The Khartoum state police press office said in a statement yesterday that the police forces dealt with Monday's demonstrations in Sharwani near central Khartoum and Burri in eastern Khartoum, El Maouna street in Khartoum North, and El Arbaeen Street in Omdurman with “the least amount of legally allowed force, using tear gas and water cannons”.
The office reported the death of seven civilians in Khartoum on January 17. “50 police employees and 22 citizens sustained injuries of varying severity.”
‘Bloody violence’
Demonstrators in Khartoum pointed to “bloody violence” during the March of Millions on Monday, and said that an injured person was shot dead while he was being transferred to a hospital.
People in a funeral procession on their way to a cemetery were shot at with live ammunition. “While we ran away, the body of our beloved cousin fell on the ground,” a mourner reported from Khartoum North. Others pointed to attacks on funeral receptions in the capital.
Activist Nahed Jabrallah said on social media that during her detention at the Military Intelligence office on Monday, she spotted a vehicle with a police logo entering the building. The car carried ten men brutally beating two young detainees who were stripped naked.
The civil resistance committees of Wad Madani, capital of El Gezira, reported that a number of people, including minors, who were detained in the city during the protests on Monday, were severely beaten by policemen before they were released on bail.

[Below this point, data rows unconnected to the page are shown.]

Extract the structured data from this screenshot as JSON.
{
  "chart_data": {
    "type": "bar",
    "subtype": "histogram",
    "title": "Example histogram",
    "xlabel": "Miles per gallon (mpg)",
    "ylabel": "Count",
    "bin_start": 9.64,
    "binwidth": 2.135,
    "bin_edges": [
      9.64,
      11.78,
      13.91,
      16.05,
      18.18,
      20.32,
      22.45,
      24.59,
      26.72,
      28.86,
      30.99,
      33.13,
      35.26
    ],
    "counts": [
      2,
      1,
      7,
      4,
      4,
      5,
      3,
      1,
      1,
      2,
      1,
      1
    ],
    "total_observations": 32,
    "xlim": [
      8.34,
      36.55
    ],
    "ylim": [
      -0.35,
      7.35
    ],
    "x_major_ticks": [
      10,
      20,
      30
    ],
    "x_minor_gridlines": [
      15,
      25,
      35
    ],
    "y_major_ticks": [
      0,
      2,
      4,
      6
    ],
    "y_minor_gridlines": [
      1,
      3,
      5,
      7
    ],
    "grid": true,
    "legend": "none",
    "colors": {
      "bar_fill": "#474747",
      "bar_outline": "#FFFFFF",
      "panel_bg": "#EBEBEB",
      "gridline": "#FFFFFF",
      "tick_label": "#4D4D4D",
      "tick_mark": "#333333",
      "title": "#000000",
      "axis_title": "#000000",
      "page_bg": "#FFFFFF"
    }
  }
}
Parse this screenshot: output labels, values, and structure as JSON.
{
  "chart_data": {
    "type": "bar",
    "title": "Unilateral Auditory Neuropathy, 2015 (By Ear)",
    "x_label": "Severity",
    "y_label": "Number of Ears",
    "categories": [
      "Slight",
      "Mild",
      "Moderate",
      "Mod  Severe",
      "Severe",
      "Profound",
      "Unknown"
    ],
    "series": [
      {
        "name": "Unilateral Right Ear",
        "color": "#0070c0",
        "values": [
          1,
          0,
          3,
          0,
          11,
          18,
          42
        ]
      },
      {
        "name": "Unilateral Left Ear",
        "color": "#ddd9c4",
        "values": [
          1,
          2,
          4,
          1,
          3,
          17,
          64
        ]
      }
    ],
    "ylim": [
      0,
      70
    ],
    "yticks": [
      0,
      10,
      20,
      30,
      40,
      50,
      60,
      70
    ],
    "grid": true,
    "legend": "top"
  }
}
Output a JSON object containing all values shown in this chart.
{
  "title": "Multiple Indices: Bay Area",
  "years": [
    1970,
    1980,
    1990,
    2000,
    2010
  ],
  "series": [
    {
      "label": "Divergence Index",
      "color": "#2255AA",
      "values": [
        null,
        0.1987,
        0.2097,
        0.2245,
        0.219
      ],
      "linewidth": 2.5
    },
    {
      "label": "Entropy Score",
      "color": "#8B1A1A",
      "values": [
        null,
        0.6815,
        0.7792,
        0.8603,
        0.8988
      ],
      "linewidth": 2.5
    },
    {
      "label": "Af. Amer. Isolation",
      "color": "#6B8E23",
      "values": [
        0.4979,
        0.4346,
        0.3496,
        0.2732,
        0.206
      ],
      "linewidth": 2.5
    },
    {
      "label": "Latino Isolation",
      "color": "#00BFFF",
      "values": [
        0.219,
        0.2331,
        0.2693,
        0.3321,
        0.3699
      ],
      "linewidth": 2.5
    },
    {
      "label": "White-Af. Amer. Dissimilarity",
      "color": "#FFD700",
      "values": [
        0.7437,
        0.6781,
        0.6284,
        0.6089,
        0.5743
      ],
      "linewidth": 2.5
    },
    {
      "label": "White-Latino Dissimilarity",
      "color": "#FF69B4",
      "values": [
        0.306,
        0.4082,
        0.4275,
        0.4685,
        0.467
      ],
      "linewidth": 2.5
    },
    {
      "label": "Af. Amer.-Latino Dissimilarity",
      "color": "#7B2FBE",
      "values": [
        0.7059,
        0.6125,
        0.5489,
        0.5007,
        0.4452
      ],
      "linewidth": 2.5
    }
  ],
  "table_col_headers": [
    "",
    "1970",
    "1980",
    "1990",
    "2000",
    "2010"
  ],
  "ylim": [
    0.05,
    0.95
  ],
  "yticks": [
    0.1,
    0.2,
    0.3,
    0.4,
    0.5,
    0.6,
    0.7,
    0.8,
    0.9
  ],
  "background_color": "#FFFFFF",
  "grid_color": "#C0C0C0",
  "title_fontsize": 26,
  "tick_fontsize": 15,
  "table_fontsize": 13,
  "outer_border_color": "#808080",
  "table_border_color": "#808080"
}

In Khartoum, about 30 detainees were released on bail on Tuesday, while reportedly dozens of others remain in detention.
In protest to the excessive use of violence by government forces against the demonstrators on Monday, the resistance committees active in the neighbourhoods and villages of Sudan have called for a two-day comprehensive civil disobedience campaign. Dozens of professionsals associations have declared a general strike on Tuesday and Wednesday.